Muon demonstrates approximately 2x greater computational efficiency compared to AdamW for compute-optimal training, significantly reducing the resources required.
Muon, proposed by K. Jordan et al. (2024), updates matrix parameters using orthogonalized gradient momentum via Newton-Schulz iteration. This approach ensures update matrices are isomorphic, preventing learning along a few dominant directions. Initial experiments showed strong results for small models, but scalability to larger models required further enhancements.
Crucially, the addition of weight decay (Wt = Wt-1 - ηt(Ot + λWt-1)) was identified as vital for Muon's scalability. Without it, weight and layer output RMS values grew too large, harming performance. Weight decay resolved this, enabling Muon to outperform vanilla Muon and AdamW in the over-train regime.
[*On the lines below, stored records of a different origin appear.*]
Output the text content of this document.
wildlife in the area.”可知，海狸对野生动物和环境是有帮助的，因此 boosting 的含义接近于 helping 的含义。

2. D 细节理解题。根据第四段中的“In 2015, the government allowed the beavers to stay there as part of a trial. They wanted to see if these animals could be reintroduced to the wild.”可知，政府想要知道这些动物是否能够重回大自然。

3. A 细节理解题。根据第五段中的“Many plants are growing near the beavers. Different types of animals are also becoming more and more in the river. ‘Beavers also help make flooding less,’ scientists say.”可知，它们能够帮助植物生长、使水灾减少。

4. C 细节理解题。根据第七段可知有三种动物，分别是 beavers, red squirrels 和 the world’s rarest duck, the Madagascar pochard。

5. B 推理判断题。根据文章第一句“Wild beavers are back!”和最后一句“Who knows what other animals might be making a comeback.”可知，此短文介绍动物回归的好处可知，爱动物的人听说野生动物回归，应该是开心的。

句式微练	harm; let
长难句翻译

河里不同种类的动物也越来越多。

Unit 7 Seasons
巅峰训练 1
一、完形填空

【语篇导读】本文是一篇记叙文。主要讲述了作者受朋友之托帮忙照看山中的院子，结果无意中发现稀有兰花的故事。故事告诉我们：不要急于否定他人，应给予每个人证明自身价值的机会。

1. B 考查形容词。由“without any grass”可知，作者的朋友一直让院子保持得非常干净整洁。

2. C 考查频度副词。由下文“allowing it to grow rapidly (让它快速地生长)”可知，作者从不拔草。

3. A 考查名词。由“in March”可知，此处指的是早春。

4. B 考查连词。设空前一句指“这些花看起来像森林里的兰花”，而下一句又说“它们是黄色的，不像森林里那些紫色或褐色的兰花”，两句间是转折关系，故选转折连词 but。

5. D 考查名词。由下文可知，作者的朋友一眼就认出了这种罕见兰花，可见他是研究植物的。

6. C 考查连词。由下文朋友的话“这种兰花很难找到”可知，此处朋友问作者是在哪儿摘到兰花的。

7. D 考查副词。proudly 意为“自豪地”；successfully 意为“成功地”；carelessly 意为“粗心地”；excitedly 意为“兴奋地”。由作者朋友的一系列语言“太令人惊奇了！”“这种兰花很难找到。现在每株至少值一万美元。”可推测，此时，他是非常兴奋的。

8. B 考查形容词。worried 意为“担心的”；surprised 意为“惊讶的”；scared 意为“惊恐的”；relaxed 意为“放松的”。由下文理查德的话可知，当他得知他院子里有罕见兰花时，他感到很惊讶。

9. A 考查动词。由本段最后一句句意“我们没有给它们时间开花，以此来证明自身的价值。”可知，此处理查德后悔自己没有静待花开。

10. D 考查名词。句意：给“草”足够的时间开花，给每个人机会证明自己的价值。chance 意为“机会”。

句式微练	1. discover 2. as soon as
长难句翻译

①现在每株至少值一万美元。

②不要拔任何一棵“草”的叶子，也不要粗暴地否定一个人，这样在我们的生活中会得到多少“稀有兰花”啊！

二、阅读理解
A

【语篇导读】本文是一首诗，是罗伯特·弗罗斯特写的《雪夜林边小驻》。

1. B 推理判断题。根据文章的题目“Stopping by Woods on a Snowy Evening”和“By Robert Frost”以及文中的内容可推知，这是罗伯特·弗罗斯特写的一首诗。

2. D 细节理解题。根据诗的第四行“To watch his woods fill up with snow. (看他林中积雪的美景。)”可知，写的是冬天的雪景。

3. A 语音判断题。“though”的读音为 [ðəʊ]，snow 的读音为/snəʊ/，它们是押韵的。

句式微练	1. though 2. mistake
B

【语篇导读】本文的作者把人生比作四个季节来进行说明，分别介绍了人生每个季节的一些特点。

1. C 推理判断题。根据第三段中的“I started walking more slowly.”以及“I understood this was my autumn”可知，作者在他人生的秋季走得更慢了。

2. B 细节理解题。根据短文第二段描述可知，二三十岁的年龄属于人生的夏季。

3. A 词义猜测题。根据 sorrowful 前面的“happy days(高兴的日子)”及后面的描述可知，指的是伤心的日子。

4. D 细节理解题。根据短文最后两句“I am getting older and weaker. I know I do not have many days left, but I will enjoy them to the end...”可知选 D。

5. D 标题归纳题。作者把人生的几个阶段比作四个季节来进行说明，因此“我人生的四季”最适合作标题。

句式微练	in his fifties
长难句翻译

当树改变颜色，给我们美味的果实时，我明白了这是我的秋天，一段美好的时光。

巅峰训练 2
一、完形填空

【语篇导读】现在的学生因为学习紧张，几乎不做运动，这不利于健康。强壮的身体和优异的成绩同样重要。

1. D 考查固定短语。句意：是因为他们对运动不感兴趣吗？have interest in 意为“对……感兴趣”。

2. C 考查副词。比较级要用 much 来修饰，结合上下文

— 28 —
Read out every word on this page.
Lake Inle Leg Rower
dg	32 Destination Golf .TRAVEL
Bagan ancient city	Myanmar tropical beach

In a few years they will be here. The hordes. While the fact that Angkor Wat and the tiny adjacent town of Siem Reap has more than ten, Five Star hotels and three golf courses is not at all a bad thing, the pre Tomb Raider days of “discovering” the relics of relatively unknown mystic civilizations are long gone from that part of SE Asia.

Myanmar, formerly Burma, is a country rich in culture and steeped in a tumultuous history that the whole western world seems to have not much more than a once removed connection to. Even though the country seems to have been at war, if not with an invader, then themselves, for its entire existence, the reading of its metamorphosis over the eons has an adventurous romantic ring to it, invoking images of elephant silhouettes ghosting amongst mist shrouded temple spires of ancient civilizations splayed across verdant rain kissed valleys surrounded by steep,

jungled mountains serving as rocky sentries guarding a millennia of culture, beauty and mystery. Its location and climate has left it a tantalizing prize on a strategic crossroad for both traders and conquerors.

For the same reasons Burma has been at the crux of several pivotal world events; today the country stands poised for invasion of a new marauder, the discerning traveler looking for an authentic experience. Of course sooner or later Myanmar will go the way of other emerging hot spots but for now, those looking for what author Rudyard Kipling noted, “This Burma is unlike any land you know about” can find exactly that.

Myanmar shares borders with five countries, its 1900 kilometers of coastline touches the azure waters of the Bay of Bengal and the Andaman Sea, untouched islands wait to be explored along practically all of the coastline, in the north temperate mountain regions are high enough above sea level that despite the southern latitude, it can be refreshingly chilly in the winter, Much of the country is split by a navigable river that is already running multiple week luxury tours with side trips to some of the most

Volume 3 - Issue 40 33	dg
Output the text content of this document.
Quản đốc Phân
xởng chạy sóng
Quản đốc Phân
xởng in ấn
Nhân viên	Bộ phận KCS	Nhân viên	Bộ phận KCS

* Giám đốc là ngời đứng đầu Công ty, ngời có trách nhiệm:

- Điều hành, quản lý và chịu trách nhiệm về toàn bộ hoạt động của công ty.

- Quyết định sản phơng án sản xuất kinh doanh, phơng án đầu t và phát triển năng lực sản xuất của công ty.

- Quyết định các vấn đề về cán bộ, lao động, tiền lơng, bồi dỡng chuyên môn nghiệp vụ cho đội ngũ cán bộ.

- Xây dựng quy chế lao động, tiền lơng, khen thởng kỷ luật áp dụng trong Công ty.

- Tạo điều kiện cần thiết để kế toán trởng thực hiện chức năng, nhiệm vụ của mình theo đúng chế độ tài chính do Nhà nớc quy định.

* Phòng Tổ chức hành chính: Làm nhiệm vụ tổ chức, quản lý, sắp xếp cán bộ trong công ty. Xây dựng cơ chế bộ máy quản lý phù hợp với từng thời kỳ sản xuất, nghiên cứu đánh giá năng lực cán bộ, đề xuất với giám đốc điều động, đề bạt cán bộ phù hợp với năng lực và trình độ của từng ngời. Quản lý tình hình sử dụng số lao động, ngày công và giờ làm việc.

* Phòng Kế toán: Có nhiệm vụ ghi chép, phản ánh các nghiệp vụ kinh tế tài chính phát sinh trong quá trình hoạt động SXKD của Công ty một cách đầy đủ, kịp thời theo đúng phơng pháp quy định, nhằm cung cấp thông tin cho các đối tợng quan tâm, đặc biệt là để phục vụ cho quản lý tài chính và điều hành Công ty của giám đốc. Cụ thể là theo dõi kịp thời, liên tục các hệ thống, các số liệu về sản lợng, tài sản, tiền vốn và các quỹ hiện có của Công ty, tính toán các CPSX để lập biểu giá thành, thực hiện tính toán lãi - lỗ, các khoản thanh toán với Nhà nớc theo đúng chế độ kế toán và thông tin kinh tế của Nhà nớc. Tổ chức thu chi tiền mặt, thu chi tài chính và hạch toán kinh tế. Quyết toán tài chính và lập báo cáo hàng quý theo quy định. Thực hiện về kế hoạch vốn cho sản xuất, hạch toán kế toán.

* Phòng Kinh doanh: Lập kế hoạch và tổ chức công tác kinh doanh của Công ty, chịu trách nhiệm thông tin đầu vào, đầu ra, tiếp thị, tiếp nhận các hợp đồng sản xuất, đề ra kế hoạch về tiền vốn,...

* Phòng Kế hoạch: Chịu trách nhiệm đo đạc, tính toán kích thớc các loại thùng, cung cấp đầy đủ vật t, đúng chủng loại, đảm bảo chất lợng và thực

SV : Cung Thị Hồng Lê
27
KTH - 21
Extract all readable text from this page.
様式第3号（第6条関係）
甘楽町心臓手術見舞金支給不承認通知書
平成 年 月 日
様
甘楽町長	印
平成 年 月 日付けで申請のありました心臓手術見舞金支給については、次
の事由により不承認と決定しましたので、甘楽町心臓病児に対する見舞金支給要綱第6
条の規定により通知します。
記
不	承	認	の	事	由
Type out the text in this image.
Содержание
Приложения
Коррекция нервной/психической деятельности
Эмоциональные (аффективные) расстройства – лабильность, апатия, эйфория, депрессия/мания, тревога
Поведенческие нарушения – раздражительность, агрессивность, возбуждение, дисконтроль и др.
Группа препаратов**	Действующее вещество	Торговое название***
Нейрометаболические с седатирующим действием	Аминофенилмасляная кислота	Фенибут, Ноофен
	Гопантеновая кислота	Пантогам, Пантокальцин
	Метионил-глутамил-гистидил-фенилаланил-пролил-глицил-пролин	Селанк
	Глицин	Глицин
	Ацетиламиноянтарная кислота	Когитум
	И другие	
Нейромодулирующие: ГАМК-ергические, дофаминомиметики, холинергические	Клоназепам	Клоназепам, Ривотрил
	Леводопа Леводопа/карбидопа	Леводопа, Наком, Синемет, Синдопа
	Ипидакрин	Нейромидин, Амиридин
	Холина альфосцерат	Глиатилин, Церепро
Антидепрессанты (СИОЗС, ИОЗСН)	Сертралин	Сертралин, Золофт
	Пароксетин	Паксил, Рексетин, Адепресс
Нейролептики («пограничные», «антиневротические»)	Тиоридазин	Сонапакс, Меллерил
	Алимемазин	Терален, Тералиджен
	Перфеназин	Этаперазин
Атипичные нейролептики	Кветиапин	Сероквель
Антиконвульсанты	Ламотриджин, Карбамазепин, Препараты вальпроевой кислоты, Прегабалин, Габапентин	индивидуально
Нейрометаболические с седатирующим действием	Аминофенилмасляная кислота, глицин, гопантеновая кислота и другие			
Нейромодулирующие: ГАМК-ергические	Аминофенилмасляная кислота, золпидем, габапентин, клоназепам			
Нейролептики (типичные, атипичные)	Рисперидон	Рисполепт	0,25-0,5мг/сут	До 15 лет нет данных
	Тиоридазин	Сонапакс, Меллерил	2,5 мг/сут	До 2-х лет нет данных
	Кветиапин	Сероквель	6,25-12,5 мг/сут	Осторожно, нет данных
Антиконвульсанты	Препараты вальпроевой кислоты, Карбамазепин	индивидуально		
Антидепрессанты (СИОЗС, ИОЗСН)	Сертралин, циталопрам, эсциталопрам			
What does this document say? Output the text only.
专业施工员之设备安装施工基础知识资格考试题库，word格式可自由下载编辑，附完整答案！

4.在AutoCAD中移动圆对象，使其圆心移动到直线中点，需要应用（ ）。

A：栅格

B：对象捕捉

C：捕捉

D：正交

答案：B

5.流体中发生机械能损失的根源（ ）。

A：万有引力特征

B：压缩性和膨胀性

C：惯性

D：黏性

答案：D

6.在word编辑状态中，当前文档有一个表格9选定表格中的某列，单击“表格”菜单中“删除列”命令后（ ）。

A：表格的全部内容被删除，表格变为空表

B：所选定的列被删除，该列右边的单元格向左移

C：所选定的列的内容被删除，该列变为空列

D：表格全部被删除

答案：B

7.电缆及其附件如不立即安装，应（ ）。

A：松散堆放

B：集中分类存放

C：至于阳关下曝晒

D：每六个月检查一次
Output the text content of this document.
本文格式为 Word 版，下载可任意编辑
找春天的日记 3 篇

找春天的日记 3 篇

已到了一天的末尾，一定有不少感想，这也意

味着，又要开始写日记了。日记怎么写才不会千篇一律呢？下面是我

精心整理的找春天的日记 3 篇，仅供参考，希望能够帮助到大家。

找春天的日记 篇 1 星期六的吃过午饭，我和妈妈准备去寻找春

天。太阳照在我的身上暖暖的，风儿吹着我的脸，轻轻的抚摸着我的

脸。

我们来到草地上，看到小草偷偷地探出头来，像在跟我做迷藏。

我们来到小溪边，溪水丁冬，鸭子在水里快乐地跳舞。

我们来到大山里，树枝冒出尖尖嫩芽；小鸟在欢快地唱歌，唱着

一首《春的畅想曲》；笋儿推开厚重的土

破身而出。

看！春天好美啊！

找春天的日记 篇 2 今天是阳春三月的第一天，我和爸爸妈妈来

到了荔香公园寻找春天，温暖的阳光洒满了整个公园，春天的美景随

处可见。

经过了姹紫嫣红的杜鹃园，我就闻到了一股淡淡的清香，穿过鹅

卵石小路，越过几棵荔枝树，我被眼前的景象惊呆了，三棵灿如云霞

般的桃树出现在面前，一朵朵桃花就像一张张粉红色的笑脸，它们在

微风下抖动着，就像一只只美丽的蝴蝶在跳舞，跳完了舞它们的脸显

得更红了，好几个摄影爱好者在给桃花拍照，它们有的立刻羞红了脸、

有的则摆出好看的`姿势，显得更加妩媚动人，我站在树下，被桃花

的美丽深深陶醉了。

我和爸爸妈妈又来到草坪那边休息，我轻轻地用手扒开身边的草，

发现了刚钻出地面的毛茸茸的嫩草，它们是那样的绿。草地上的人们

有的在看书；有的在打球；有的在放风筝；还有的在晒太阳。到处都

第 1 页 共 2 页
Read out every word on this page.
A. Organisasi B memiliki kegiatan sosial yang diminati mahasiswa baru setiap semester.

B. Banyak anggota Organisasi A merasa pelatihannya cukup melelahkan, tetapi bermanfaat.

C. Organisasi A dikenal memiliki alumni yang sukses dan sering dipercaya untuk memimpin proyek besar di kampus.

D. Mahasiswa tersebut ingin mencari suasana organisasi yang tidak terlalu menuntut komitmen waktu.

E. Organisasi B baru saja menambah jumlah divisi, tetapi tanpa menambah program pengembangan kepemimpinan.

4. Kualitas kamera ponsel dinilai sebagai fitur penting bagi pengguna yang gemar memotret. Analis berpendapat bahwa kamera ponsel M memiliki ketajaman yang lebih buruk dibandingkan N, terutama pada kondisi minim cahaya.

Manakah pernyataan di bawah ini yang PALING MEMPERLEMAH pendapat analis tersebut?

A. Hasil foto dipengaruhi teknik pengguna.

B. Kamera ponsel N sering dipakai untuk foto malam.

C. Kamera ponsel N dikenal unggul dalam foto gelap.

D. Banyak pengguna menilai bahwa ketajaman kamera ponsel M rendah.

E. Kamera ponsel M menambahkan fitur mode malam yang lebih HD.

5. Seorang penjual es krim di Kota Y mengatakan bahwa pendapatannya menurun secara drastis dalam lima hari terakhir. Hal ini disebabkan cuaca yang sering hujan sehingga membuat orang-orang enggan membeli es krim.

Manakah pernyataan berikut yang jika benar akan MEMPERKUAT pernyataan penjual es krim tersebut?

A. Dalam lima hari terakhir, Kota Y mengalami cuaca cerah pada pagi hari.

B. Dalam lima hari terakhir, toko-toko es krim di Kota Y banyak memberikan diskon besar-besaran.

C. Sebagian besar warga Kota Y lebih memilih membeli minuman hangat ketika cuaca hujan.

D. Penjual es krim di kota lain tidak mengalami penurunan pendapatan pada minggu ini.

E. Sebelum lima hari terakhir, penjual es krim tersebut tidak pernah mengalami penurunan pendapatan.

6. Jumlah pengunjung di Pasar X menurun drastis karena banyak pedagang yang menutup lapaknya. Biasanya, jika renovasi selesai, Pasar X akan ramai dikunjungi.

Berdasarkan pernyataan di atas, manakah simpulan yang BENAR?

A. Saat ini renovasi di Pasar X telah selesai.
Maintaining a consistent update RMS across different matrix shapes was another critical improvement. Muon's theoretical update RMS varies with √1/max(A, B). We introduced a scaling factor of √max(A, B) to normalize updates, ensuring stability and optimal performance across diverse parameter shapes (e.g., dense MLP matrices, KV heads). This adjustment also allows Muon to reuse AdamW's tuned learning rates and weight decay.
Distributed Implementation
This section describes the optimized distributed implementation of Muon, highlighting its memory and communication efficiencies.
Enterprise Process Flow
Our distributed Muon implementation builds upon ZeRO-1 (Rajbhandari et al. 2020) to partition optimizer states across Data Parallel (DP) groups. Compared to a vanilla ZeRO-1 AdamW, Distributed Muon introduces two additional operations: DP Gather (to form a full gradient matrix for Newton-Schulz) and Calculate Full Update.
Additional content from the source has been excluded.